# 6. Filtering Groups

Filtering groups allows you to retain or drop groups based on conditions applied to group-level computations. This technique is especially useful for narrowing down data to relevant groups.

## Using `.filter()` to Retain Only Specific Groups Based on a Condition
The `.filter()` method enables you to evaluate each group and decide whether to retain or exclude it based on a condition.



In [None]:
import pandas as pd
# Load the COVID-19 dataset
data_path = '../DataSets/Data_COVID19_Indonesia.csv'
covid_data = pd.read_csv(data_path)

# Retain groups with mean Total Cases above a threshold
filtered_groups = covid_data.groupby('Location').filter(lambda x: x['Total Cases'].mean() > 10000)
print('Filtered Groups with Mean Total Cases > 10000:')
print(filtered_groups.head())

## Drop Groups with Fewer than a Specific Number of Entries
You can filter groups by their size using `.filter()`. For instance, dropping groups with fewer than 5 entries.



In [None]:
# Drop groups with fewer than 5 entries
large_groups = covid_data.groupby('Location').filter(lambda x: len(x) >= 5)
print('Groups with 5 or More Entries:')
print(large_groups.head())

# 7. Aggregation on Multi-Index DataFrames

Multi-index DataFrames allow hierarchical grouping and advanced aggregation techniques.

## Grouping and Aggregating on Hierarchical Indices
You can perform grouping and aggregation on hierarchical indices created by grouping multiple columns.



In [None]:
# Group by Location and Date to create a multi-index DataFrame
multi_index_group = covid_data.groupby(['Location', 'Date'])['New Cases'].sum()
print('Multi-Index Grouping:')
print(multi_index_group.head())

## Cross-Sections of Grouped Data Using `IndexSlice`
The `IndexSlice` feature enables slicing and querying specific levels of multi-index data efficiently.



In [None]:
# Accessing data for a specific Location and Date
idx = pd.IndexSlice
specific_group = multi_index_group.loc[idx['Jakarta', '2021-08-01']]
print('Specific Group Data:')
print(specific_group)

# 8. Practical: Aggregating Large Datasets

In this practical example, we will apply the learned concepts to aggregate a large dataset and perform meaningful analysis.

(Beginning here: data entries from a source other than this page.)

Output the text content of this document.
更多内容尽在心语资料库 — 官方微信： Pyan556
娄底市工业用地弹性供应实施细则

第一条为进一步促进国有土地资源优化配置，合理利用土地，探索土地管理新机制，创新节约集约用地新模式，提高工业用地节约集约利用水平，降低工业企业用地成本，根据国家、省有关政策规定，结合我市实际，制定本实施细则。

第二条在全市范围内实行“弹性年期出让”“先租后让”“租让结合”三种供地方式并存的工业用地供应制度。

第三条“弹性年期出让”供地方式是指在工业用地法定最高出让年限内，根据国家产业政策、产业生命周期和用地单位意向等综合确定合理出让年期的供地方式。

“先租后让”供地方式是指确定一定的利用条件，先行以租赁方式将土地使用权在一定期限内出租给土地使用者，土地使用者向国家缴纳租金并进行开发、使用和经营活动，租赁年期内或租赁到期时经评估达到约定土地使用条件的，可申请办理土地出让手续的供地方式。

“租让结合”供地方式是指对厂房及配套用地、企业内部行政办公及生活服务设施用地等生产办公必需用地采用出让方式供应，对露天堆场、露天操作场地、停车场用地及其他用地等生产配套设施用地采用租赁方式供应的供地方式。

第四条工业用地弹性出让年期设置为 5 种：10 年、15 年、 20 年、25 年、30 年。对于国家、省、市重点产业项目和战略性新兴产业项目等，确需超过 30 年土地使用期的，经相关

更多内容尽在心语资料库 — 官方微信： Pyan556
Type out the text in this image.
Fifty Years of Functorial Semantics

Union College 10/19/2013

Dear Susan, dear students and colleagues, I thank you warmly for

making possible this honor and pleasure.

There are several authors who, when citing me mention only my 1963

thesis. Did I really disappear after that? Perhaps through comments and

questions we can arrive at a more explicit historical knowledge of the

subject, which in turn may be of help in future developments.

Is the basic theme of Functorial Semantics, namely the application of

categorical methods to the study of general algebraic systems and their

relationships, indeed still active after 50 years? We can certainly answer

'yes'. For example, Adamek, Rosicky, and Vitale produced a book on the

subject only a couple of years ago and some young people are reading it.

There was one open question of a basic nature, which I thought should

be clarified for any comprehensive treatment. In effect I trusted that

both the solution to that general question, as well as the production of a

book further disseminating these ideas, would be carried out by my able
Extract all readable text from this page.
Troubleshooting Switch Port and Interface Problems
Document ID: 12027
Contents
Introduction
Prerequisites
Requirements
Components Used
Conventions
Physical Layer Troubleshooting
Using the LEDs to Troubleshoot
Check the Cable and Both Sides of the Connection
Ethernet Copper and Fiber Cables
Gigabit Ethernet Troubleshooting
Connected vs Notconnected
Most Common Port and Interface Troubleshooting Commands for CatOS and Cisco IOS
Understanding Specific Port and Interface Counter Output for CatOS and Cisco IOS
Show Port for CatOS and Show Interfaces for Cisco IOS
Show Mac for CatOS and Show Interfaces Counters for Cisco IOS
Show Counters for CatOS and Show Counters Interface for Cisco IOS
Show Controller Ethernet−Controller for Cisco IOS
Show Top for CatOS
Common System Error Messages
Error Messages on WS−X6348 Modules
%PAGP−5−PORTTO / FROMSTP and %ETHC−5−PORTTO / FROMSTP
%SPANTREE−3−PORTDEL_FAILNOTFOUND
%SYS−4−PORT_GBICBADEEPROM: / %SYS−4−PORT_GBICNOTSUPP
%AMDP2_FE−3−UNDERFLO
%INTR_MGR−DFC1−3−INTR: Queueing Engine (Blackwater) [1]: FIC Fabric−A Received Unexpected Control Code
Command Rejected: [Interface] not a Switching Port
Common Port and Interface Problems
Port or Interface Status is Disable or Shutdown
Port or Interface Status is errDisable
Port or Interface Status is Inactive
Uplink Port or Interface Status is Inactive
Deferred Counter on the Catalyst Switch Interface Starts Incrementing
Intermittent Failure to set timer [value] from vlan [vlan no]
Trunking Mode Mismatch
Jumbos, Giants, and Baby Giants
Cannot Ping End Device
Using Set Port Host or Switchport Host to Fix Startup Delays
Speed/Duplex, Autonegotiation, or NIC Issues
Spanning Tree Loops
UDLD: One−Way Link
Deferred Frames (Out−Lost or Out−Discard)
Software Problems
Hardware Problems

## Example Task 1: Total Revenue and Average Profit Margin by Region and Product Category


In [None]:
# Example dataset for sales data
sales_data = pd.DataFrame({
    'Region': ['North', 'South', 'East', 'North', 'East'],
    'Product Category': ['A', 'B', 'A', 'C', 'B'],
    'Revenue': [2000, 3000, 1500, 4000, 2500],
    'Profit Margin': [0.2, 0.25, 0.15, 0.3, 0.18]    
    })



# Group by Region and Product Category
revenue_profit = sales_data.groupby(['Region', 'Product Category']).agg({
    'Revenue': 'sum',
    'Profit Margin': 'mean'
    })
print('Total Revenue and Average Profit Margin:')
print(revenue_profit)

## Example Task 2: Percentage Growth in Revenue Year-Over-Year by Region


In [None]:
# Example dataset for revenue growth

revenue_data = pd.DataFrame({
    'Region': ['North', 'North', 'South', 'South'],
    'Year': [2020, 2021, 2020, 2021],
    'Revenue': [5000, 6000, 4000, 4500]
})

# Calculate percentage growth
revenue_data['Growth'] = revenue_data.groupby('Region')['Revenue'].pct_change() * 100
print('Revenue Growth Year-Over-Year:')
print(revenue_data)

## Conclusion

By mastering filtering groups, aggregating multi-index DataFrames, and practical applications, you can derive detailed insights from complex datasets and handle large-scale data analysis efficiently.